Depiction of significant correlation coefficients between markers and therapy in the infiltrate of the scar
| Spearman's correlation coefficient | |
|---|---|
| CD68 | - 0.730 |
| Apoptose | - 0.723 |
| Collagen type I scar (red pixel) | - 0.538 |
| ESDN | - 0.408 |
| S100 | - 0.401 |
| TGF-beta | + 0.407 |
| TNF-R | + 0.566 |
| MMP-2 | + 0.589 |
Figure 2Correlation networks and their analysis in a fictive model system. 2A: Depiction of the collaborative network in the cell infiltrate using significant Spearman's correlation coefficients (p < 0.05). Highly connected proteins with more than 3 significant correlations are marked in grey color; solid lines mark positive correlation coefficient, dotted line negative correlation coefficient. The analyzed tissue proteins include TGF-beta, MMP-2, TNF-R2, COX-2, AXL, c-myc, Ki67, beta-Catenin, ESDN, p53, Gas6, Notch 3, CD68, apoptosis -TUNEL, SMA, collagen type I - red pixel and type III - green pixel. Three therapy groups were compared; ethanol-controls, low dose GC and high dose GC. Figure 2B: Depiction of significant Spearman's correlations within a database of 20 variables, each consisting of 30 random data sets. Figure 2C: Depiction of significant Spearman's correlations within a fictive random database of 20 variables after introduction of a cluster, which included the variables 9 to 14 with equal numerical values, and which led to correlation coefficients of r = 1 between these variables.

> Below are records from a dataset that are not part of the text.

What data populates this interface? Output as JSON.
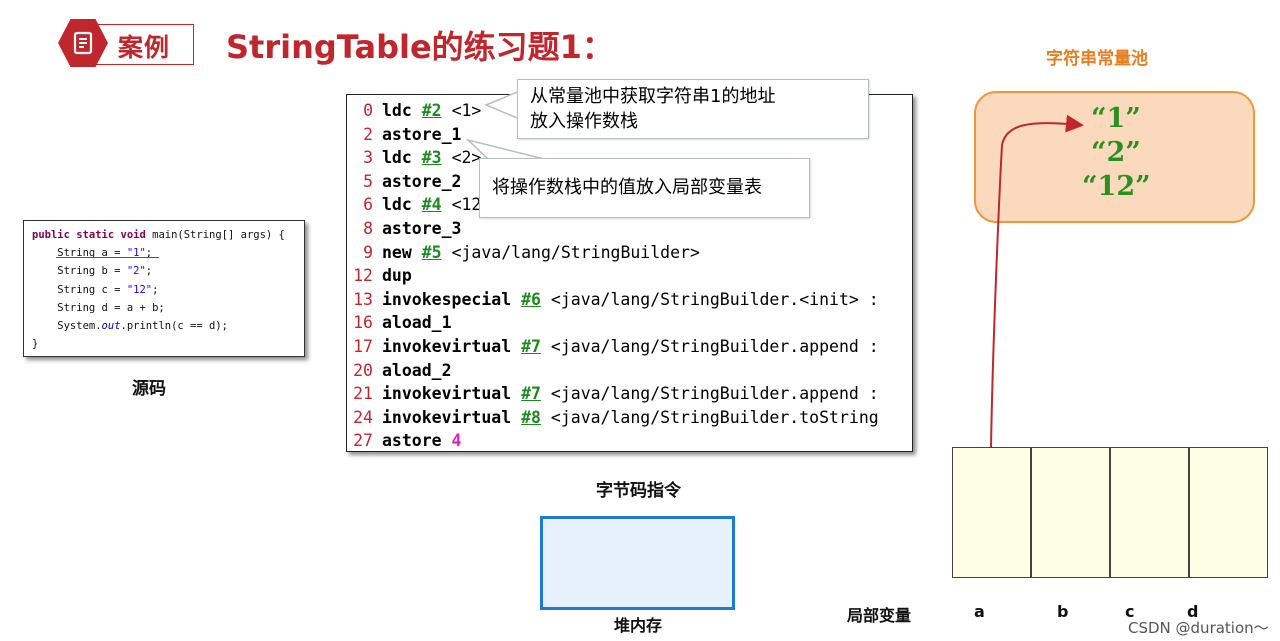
{
  "header": {
    "badge_label": "案例",
    "title": "StringTable的练习题1："
  },
  "source": {
    "caption": "源码",
    "lines": [
      "public static void main(String[] args) {",
      "    String a = \"1\";",
      "    String b = \"2\";",
      "    String c = \"12\";",
      "    String d = a + b;",
      "    System.out.println(c == d);",
      "}"
    ]
  },
  "bytecode": {
    "caption": "字节码指令",
    "lines": [
      {
        "num": "0",
        "op": "ldc",
        "ref": "#2",
        "arg": "<1>"
      },
      {
        "num": "2",
        "op": "astore_1",
        "ref": "",
        "arg": ""
      },
      {
        "num": "3",
        "op": "ldc",
        "ref": "#3",
        "arg": "<2>"
      },
      {
        "num": "5",
        "op": "astore_2",
        "ref": "",
        "arg": ""
      },
      {
        "num": "6",
        "op": "ldc",
        "ref": "#4",
        "arg": "<12>"
      },
      {
        "num": "8",
        "op": "astore_3",
        "ref": "",
        "arg": ""
      },
      {
        "num": "9",
        "op": "new",
        "ref": "#5",
        "arg": "<java/lang/StringBuilder>"
      },
      {
        "num": "12",
        "op": "dup",
        "ref": "",
        "arg": ""
      },
      {
        "num": "13",
        "op": "invokespecial",
        "ref": "#6",
        "arg": "<java/lang/StringBuilder.<init> :"
      },
      {
        "num": "16",
        "op": "aload_1",
        "ref": "",
        "arg": ""
      },
      {
        "num": "17",
        "op": "invokevirtual",
        "ref": "#7",
        "arg": "<java/lang/StringBuilder.append :"
      },
      {
        "num": "20",
        "op": "aload_2",
        "ref": "",
        "arg": ""
      },
      {
        "num": "21",
        "op": "invokevirtual",
        "ref": "#7",
        "arg": "<java/lang/StringBuilder.append :"
      },
      {
        "num": "24",
        "op": "invokevirtual",
        "ref": "#8",
        "arg": "<java/lang/StringBuilder.toString"
      },
      {
        "num": "27",
        "op": "astore",
        "ref": "",
        "arg": "",
        "index": "4"
      }
    ]
  },
  "callouts": {
    "ldc_line1": "从常量池中获取字符串1的地址",
    "ldc_line2": "放入操作数栈",
    "astore": "将操作数栈中的值放入局部变量表"
  },
  "string_pool": {
    "title": "字符串常量池",
    "entries": [
      "“1”",
      "“2”",
      "“12”"
    ]
  },
  "heap": {
    "caption": "堆内存"
  },
  "locals": {
    "caption": "局部变量",
    "slots": [
      "a",
      "b",
      "c",
      "d"
    ]
  },
  "watermark": "CSDN @duration～",
  "colors": {
    "accent_red": "#c0272d",
    "pool_orange": "#f0953a",
    "pool_fill": "#fbd9bd",
    "string_green": "#2a9020",
    "heap_blue": "#1f7ad6"
  }
}
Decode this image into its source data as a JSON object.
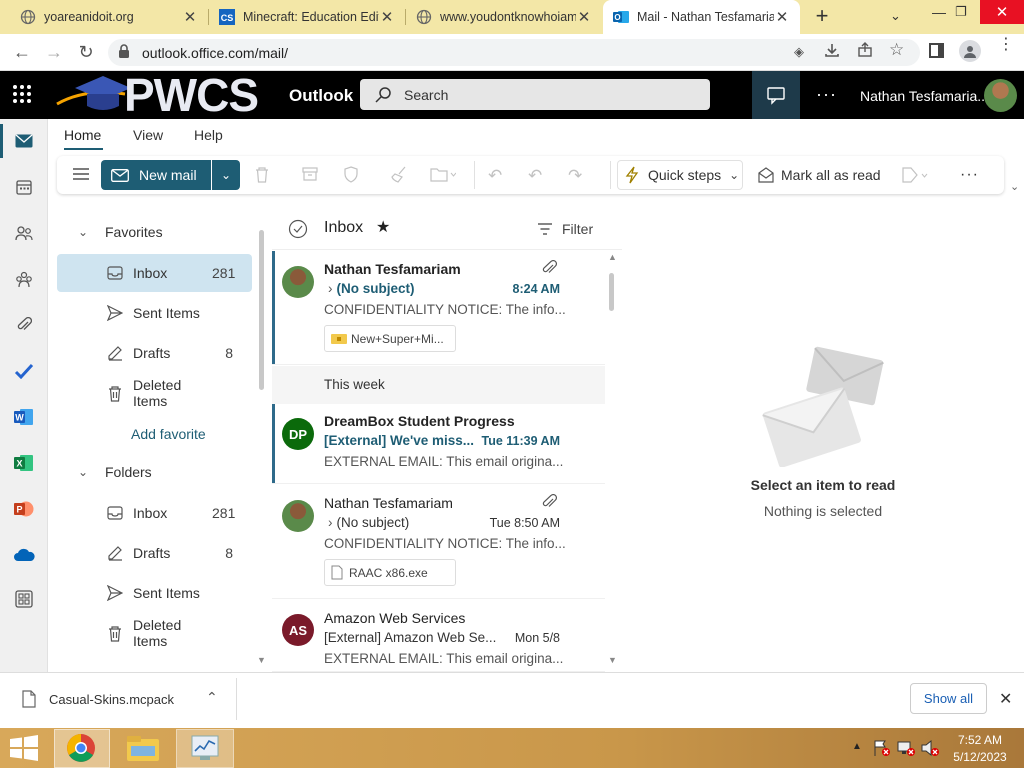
{
  "browser": {
    "tabs": [
      {
        "title": "yoareanidoit.org",
        "icon": "globe-icon"
      },
      {
        "title": "Minecraft: Education Edition",
        "icon": "cs-icon"
      },
      {
        "title": "www.youdontknowhoiam",
        "icon": "globe-icon"
      },
      {
        "title": "Mail - Nathan Tesfamariam",
        "icon": "outlook-icon"
      }
    ],
    "url": "outlook.office.com/mail/"
  },
  "header": {
    "brand": "PWCS",
    "app_name": "Outlook",
    "search_placeholder": "Search",
    "user_name": "Nathan Tesfamaria..."
  },
  "ribbon": {
    "tabs": [
      "Home",
      "View",
      "Help"
    ],
    "new_mail": "New mail",
    "quick_steps": "Quick steps",
    "mark_all_read": "Mark all as read"
  },
  "folders": {
    "favorites_label": "Favorites",
    "favorites": [
      {
        "name": "Inbox",
        "count": "281"
      },
      {
        "name": "Sent Items",
        "count": ""
      },
      {
        "name": "Drafts",
        "count": "8"
      },
      {
        "name": "Deleted Items",
        "count": ""
      }
    ],
    "add_favorite": "Add favorite",
    "folders_label": "Folders",
    "folders": [
      {
        "name": "Inbox",
        "count": "281"
      },
      {
        "name": "Drafts",
        "count": "8"
      },
      {
        "name": "Sent Items",
        "count": ""
      },
      {
        "name": "Deleted Items",
        "count": ""
      }
    ]
  },
  "list": {
    "title": "Inbox",
    "filter": "Filter",
    "group_this_week": "This week",
    "messages": [
      {
        "sender": "Nathan Tesfamariam",
        "subject": "(No subject)",
        "time": "8:24 AM",
        "preview": "CONFIDENTIALITY NOTICE: The info...",
        "attachment": "New+Super+Mi..."
      },
      {
        "sender": "DreamBox Student Progress",
        "subject": "[External] We've miss...",
        "time": "Tue 11:39 AM",
        "preview": "EXTERNAL EMAIL: This email origina...",
        "initials": "DP"
      },
      {
        "sender": "Nathan Tesfamariam",
        "subject": "(No subject)",
        "time": "Tue 8:50 AM",
        "preview": "CONFIDENTIALITY NOTICE: The info...",
        "attachment": "RAAC x86.exe"
      },
      {
        "sender": "Amazon Web Services",
        "subject": "[External] Amazon Web Se...",
        "time": "Mon 5/8",
        "preview": "EXTERNAL EMAIL: This email origina...",
        "initials": "AS"
      }
    ]
  },
  "reading": {
    "title": "Select an item to read",
    "subtitle": "Nothing is selected"
  },
  "download": {
    "file": "Casual-Skins.mcpack",
    "show_all": "Show all"
  },
  "taskbar": {
    "time": "7:52 AM",
    "date": "5/12/2023"
  },
  "colors": {
    "accent": "#1e5d74",
    "tabstrip": "#f3e7a7",
    "selected_folder": "#cfe4f0",
    "dp_avatar": "#0b6a0b",
    "as_avatar": "#7a1a2a"
  }
}
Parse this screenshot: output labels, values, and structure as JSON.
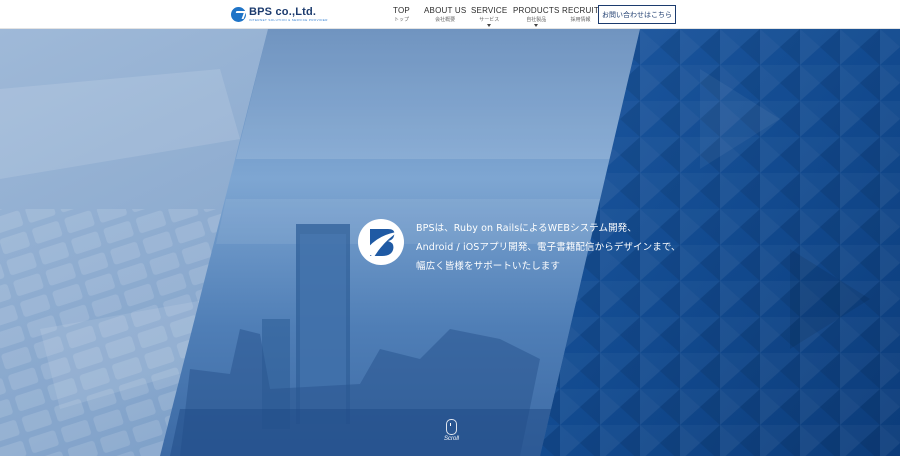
{
  "header": {
    "logo": {
      "main": "BPS co.,Ltd.",
      "sub": "INTERNET SOLUTION & SERVICE PROVIDER"
    },
    "nav": [
      {
        "en": "TOP",
        "ja": "トップ",
        "has_caret": false
      },
      {
        "en": "ABOUT US",
        "ja": "会社概要",
        "has_caret": false
      },
      {
        "en": "SERVICE",
        "ja": "サービス",
        "has_caret": true
      },
      {
        "en": "PRODUCTS",
        "ja": "自社製品",
        "has_caret": true
      },
      {
        "en": "RECRUIT",
        "ja": "採用情報",
        "has_caret": false
      }
    ],
    "contact_label": "お問い合わせはこちら"
  },
  "hero": {
    "tagline": [
      "BPSは、Ruby on RailsによるWEBシステム開発、",
      "Android / iOSアプリ開発、電子書籍配信からデザインまで、",
      "幅広く皆様をサポートいたします"
    ],
    "scroll_label": "Scroll"
  },
  "colors": {
    "brand_navy": "#1c3b6e",
    "brand_blue": "#1f74c7",
    "hero_dark": "#0d3f7c",
    "hero_light": "#7fa8d6"
  },
  "icons": {
    "logo": "bps-logo-icon",
    "scroll": "mouse-scroll-icon",
    "caret": "caret-down-icon"
  }
}
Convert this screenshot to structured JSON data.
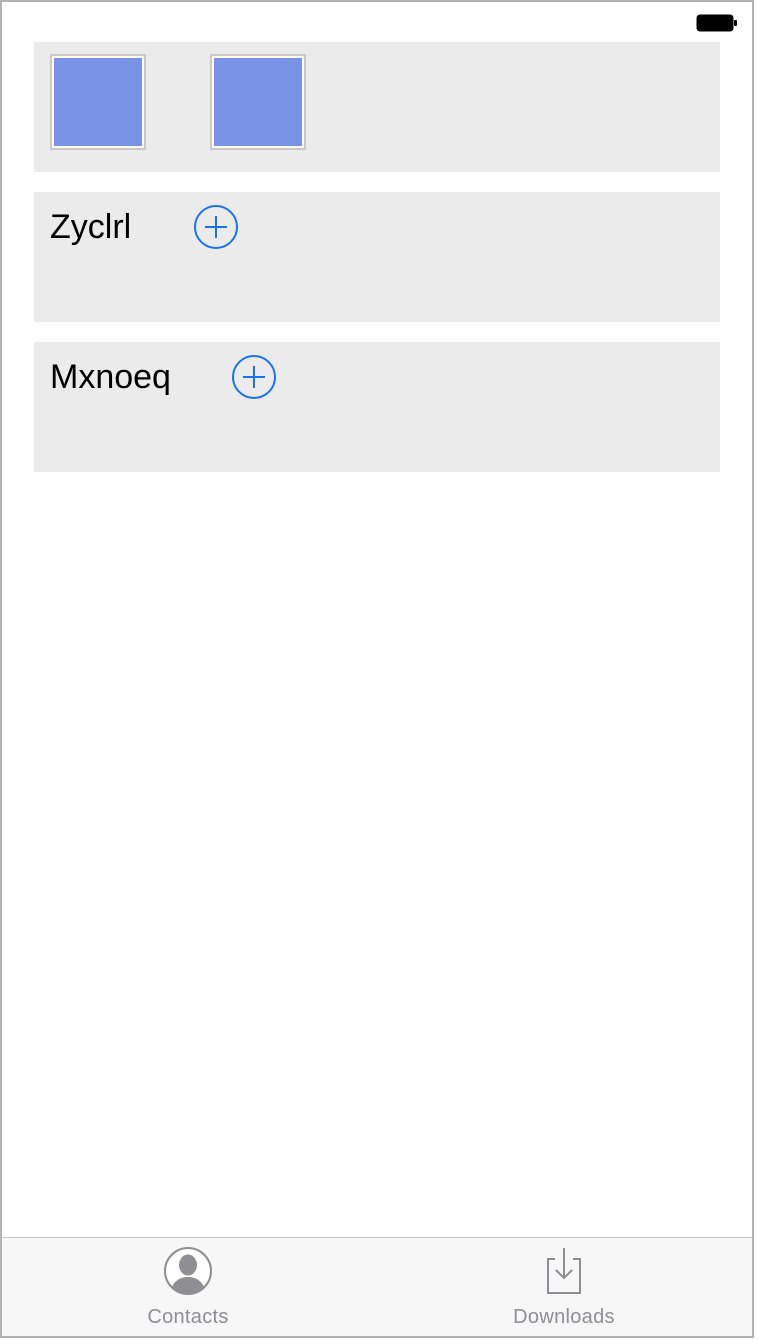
{
  "status_bar": {
    "battery_icon": "battery-full-icon"
  },
  "tiles": [
    {
      "color": "#7a92e6"
    },
    {
      "color": "#7a92e6"
    }
  ],
  "sections": [
    {
      "label": "Zyclrl",
      "add_icon": "plus-circle-icon"
    },
    {
      "label": "Mxnoeq",
      "add_icon": "plus-circle-icon"
    }
  ],
  "tabbar": {
    "items": [
      {
        "label": "Contacts",
        "icon": "person-circle-icon"
      },
      {
        "label": "Downloads",
        "icon": "download-tray-icon"
      }
    ]
  },
  "colors": {
    "accent": "#1a73e8",
    "panel_bg": "#ebebeb",
    "tile": "#7a92e6",
    "tab_inactive": "#8e8e93"
  }
}
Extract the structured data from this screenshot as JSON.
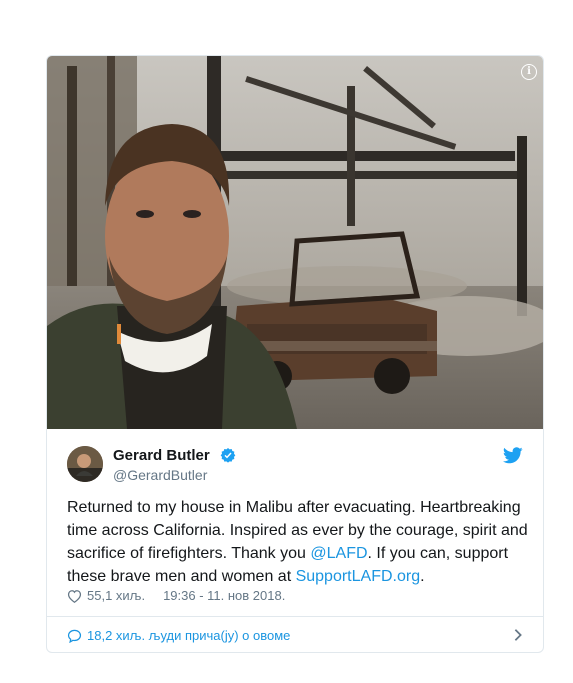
{
  "tweet": {
    "author_name": "Gerard Butler",
    "author_handle": "@GerardButler",
    "text_before": "Returned to my house in Malibu after evacuating. Heartbreaking time across California. Inspired as ever by the courage, spirit and sacrifice of firefighters. Thank you ",
    "mention": "@LAFD",
    "text_middle": ". If you can, support these brave men and women at ",
    "link": "SupportLAFD.org",
    "text_after": ".",
    "likes": "55,1 хиљ.",
    "timestamp": "19:36 - 11. нов 2018.",
    "replies_summary": "18,2 хиљ. људи прича(ју) о овоме",
    "info_glyph": "i"
  },
  "colors": {
    "link": "#1b95e0",
    "verified": "#1da1f2",
    "secondary_text": "#657786",
    "border": "#e1e8ed"
  },
  "icons": [
    "info-icon",
    "verified-badge-icon",
    "twitter-bird-icon",
    "heart-icon",
    "reply-bubble-icon",
    "chevron-right-icon"
  ]
}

Figure 3Number of correlation coefficients with significance in relation to mean and standard deviation of all coefficients per variable. 3A: 20 markers of the cell infiltrate underneath the scar with mean and standard deviation of all 19 correlation coefficients of every variable in relation to the number of significant correlations per variable. A standard deviation of more than 0.2 indicated highly cross-linked marker proteins, whereas the mean of all coefficients did not. 3B: 20 variables in a fictive model of random figures with mean and standard deviation of all 19 correlation coefficients of every variable in relation to the number of significant correlations per variable. With means between +0.1 and -0.1 and standard deviations of less than 0.25 highly cross-linked variables were rare. 3C: 20 variables in a fictive model of random figures after introduction of a cross-linked cluster with mean and standard deviation of all 19 correlation coefficients of every variable in relation to the number of significant correlations per variable. A standard deviation of more than 0.2 indicated highly cross-linked variables.